The idea that some types of areas could emerge organically first took root with something called Naturally Occurring Retirement Communities or NORCs. It used to be that we’d create planned retirement communities with easy access to all the necessary health and social services. And then we’d pack up all the seniors and move them to this community. There’s a much easier way to do this though. Residential neighborhoods age at fairly consistent rates. A neighborhood is built and everyone moves in at the same time, they all have children at the same time, and they all retire at the same time—naturally creating a retirement community. A much better idea is to move the needed services into these neighborhood, leaving the people in place.
It’s the same thing with Naturally Occurring Arts Districts. These are areas that emerge organically from an existing base of community assets. They are formed naturally, by the swerve.
We’ve got one here in Columbia—the North Village Arts District. Seven or eight years ago, when my organization was doing some downtown planning, we drew a circle around one underused section of downtown—the North Village—and said “this is our arts district.”

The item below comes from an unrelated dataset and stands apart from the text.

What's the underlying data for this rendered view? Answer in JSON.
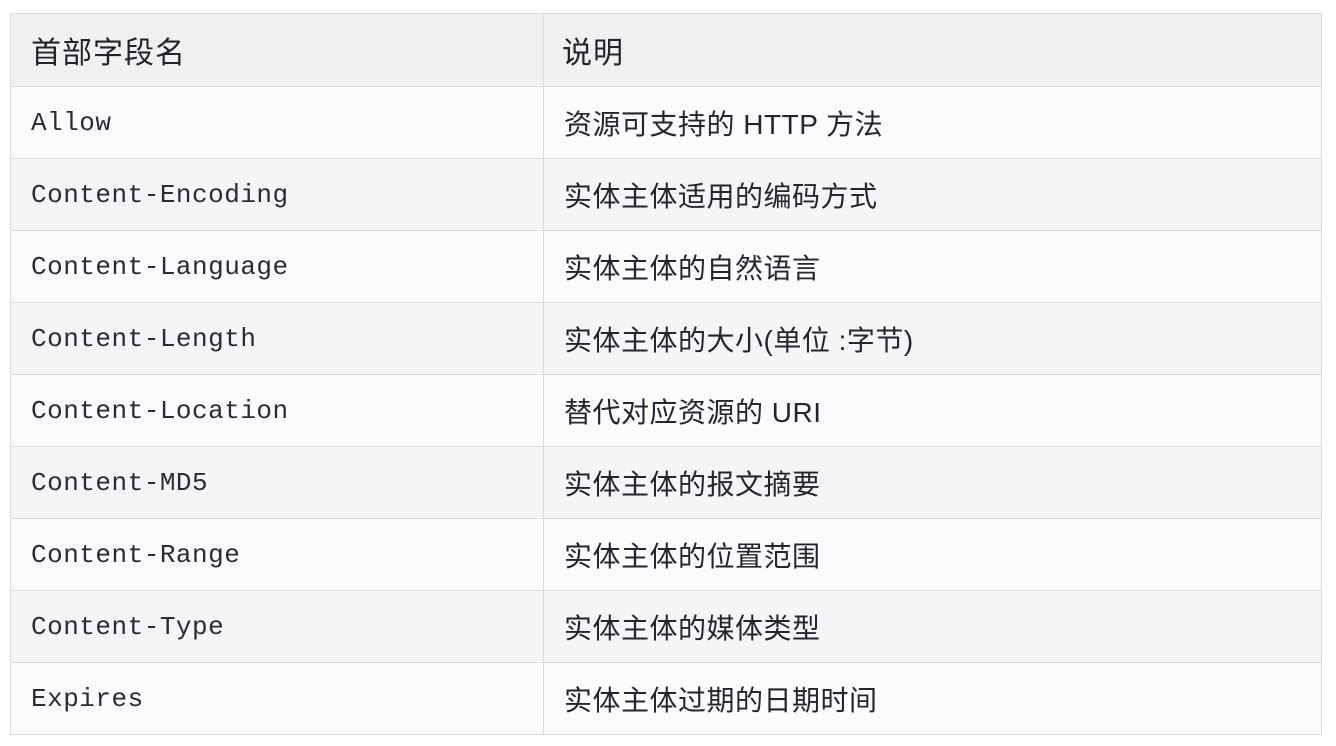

It was utter hubris on our part. We had no plan, no funding, and no marketing campaign. But we had what we thought was a good foundation of existing assests. The area had historically been the bohemian counterpart to the rest of downtown—the Strollway where women shopped in hats and white gloves. Susan Taylor Glasgow, a nationally recognized glass artist, was doing some really interesting things with public art. And of course, there was Mojo’s so we had a steady stream of live music. We started recruiting arts-friendly businesses to the area.
And then one day Mark Timberlake walked into my office and said, “I just bought an old roofing company over on Orr Street. What should I do with it?” I had been fielding calls for months from artists looking for affordable space so I didn’t hesitate. “Artist studios.”

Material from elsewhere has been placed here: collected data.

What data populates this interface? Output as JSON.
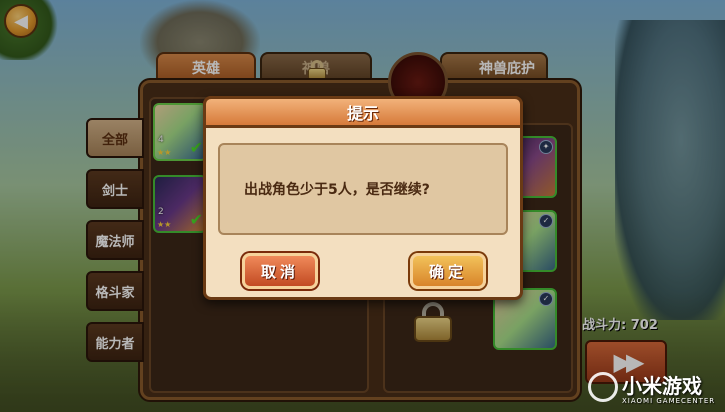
{
  "tabs": {
    "heroes": "英雄",
    "beast": "神兽",
    "guard": "神兽庇护"
  },
  "side_menu": [
    "全部",
    "剑士",
    "魔法师",
    "格斗家",
    "能力者"
  ],
  "hero_list": [
    {
      "level": "4",
      "stars": "★★"
    },
    {
      "level": "2",
      "stars": "★★"
    }
  ],
  "power": {
    "label": "战斗力:",
    "value": "702"
  },
  "dialog": {
    "title": "提示",
    "message": "出战角色少于5人，是否继续?",
    "cancel": "取消",
    "confirm": "确定"
  },
  "watermark": {
    "title": "小米游戏",
    "subtitle": "XIAOMI GAMECENTER"
  },
  "colors": {
    "accent": "#d67a3a",
    "panel": "#4a2e18",
    "dialog": "#f3dfc0"
  }
}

To my surprise, he listened–and then he talked to people. Artists. Contractors. He learned about adaptive reuse. And soon, we had Orr Street Studios. Artists leased space. They hung paintings on the walls. Hosted events. Turned the doors themselves into works of art. And soon, people started to swerve.
Enough that Mark bought the diaper factory next door and started to work on that. Then, John Ott bought some property in the area and started recruiting artists there as well. Lisa Bartlett opened Artlandish Gallery and runs the Catacombs, a collection of artists in a warren of tunnels underneath her shop. More people began to swerve.
And then we worked with the city to improve infrastructure–undergrounding utility lines, installing street lights, adding crosswalks and bike racks, hanging banners.
It expanded to all sorts of creative types–dance companies, graphic designers, photographers, web developers. Mojo’s grew and Forest Rose Park was born. And one day, the Cafe Berlin packed their entire restaurant into a caravan of bikes and moved into the old gas station. More swerve.
And then PS Gallery, a well-established gallery on Broadway, learned they had to relocate. The first question everyone asked was, “Are you moving to the North Village Arts District?” The answer was yes. Swerve.
So now you walk through the North Village Arts District and yes, we have both a Farmers Market and a grocery. We have artist studios and galleries and public art. We have a park. And we even have those loft apartments. nd not surprisingly, all the business owners and artists have joined together to create a more formalized organization to promote the area.
But not because a planner, sitting by himself, envisioned this neighborhood in exactly this way. It’s because the artists and the business owners and the property owners and all of us had small, individual ideas on how to take advantage of the swerve.
So we ask the question again. Who planned the North Village Arts District? The answer is no one. And everyone.